Waffengesetz | Jetzt kommentieren

Stand: 22.08.2016
   Abschnitt 2 (Umgang mit Waffen oder Munition)
      Unterabschnitt 6 (Obhutspflichten, Anzeige-, Hinweis- und Nachweispflichten)

(1) Wer Waffen oder Munition besitzt, hat die erforderlichen Vorkehrungen zu treffen, um zu verhindern, dass diese Gegenstände abhanden kommen oder Dritte sie unbefugt an sich nehmen. Schusswaffen dürfen nur getrennt von Munition aufbewahrt werden, sofern nicht die Aufbewahrung in einem Sicherheitsbehältnis erfolgt, das mindestens der Norm DIN/EN 1143-1 Widerstandsgrad 0 (Stand Mai 1997) 1) oder einer Norm mit gleichem Schutzniveau eines anderen Mitgliedstaates des Übereinkommens über den Europäischen Wirtschaftsraum (EWR-Mitgliedstaat) entspricht.

(2) Schusswaffen, deren Erwerb nicht von der Erlaubnispflicht freigestellt ist, und verbotene Waffen sind mindestens in einem der Norm DIN/EN 1143-1 Widerstandsgrad 0 (Stand Mai 1997) entsprechenden oder gleichwertigen Behältnis aufzubewahren; als gleichwertig gilt insbesondere ein Behältnis der Sicherheitsstufe B nach VDMA 2) 3) 24992 (Stand Mai 1995). Für bis zu zehn Langwaffen gilt die sichere Aufbewahrung auch in einem Behältnis als gewährleistet, das der Sicherheitsstufe A nach VDMA 24992 (Stand Mai 1995) oder einer Norm mit gleichem Schutzniveau eines anderen EWR-Mitgliedstaates entspricht. Vergleichbar gesicherte Räume sind als gleichwertig anzusehen.

(3) Wer erlaubnispflichtige Schusswaffen, Munition oder verbotene Waffen besitzt oder die Erteilung einer Erlaubnis zum Besitz beantragt hat, hat der zuständigen Behörde die zur sicheren Aufbewahrung getroffenen oder vorgesehenen Maßnahmen nachzuweisen. Besitzer von erlaubnispflichtigen Schusswaffen, Munition oder verbotenen Waffen haben außerdem der Behörde zur Überprüfung der Pflichten aus den Absätzen 1 und 2 Zutritt zu den Räumen zu gestatten, in denen die Waffen und die Munition aufbewahrt werden. Wohnräume dürfen gegen den Willen des Inhabers nur zur Verhütung dringender Gefahren für die öffentliche Sicherheit betreten werden; das Grundrecht der Unverletzlichkeit der Wohnung (Artikel 13 des Grundgesetzes) wird insoweit eingeschränkt.

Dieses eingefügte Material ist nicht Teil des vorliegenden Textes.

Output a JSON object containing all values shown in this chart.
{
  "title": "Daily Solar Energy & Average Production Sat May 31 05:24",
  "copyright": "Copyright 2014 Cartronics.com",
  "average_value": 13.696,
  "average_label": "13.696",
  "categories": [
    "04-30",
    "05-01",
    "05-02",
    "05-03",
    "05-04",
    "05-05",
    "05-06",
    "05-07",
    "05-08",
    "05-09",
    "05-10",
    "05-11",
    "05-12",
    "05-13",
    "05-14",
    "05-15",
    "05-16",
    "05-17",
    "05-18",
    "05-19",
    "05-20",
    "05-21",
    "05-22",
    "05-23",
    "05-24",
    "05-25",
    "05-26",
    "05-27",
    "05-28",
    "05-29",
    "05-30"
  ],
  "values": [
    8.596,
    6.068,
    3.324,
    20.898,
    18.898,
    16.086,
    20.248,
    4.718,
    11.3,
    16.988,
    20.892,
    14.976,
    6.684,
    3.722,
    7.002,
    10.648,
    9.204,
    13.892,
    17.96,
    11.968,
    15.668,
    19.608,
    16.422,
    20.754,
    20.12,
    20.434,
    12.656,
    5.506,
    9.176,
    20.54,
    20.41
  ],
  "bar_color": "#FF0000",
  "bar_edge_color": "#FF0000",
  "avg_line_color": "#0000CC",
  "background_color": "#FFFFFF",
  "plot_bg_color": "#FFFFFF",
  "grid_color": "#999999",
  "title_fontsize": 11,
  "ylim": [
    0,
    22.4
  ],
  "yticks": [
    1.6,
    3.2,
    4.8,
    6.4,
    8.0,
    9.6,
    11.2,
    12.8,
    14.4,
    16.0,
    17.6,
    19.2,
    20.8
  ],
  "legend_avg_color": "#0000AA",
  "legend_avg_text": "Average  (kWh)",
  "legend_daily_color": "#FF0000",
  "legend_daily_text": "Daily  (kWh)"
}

(4) Entspricht die bisherige Aufbewahrung von Waffen oder Munition, deren Erwerb und Besitz ihrer Art nach der Erlaubnis bedarf, nicht den in diesem Gesetz oder in einer Rechtsverordnung nach Absatz 5 festgelegten Anforderungen, so hat der Besitzer bis zum 31. August 2003 die ergänzenden Vorkehrungen zur Gewährleistung einer diesen Anforderungen entsprechenden Aufbewahrung vorzunehmen. Dies ist gegenüber der zuständigen Behörde innerhalb der Frist des Satzes 1 anzuzeigen und nachzuweisen.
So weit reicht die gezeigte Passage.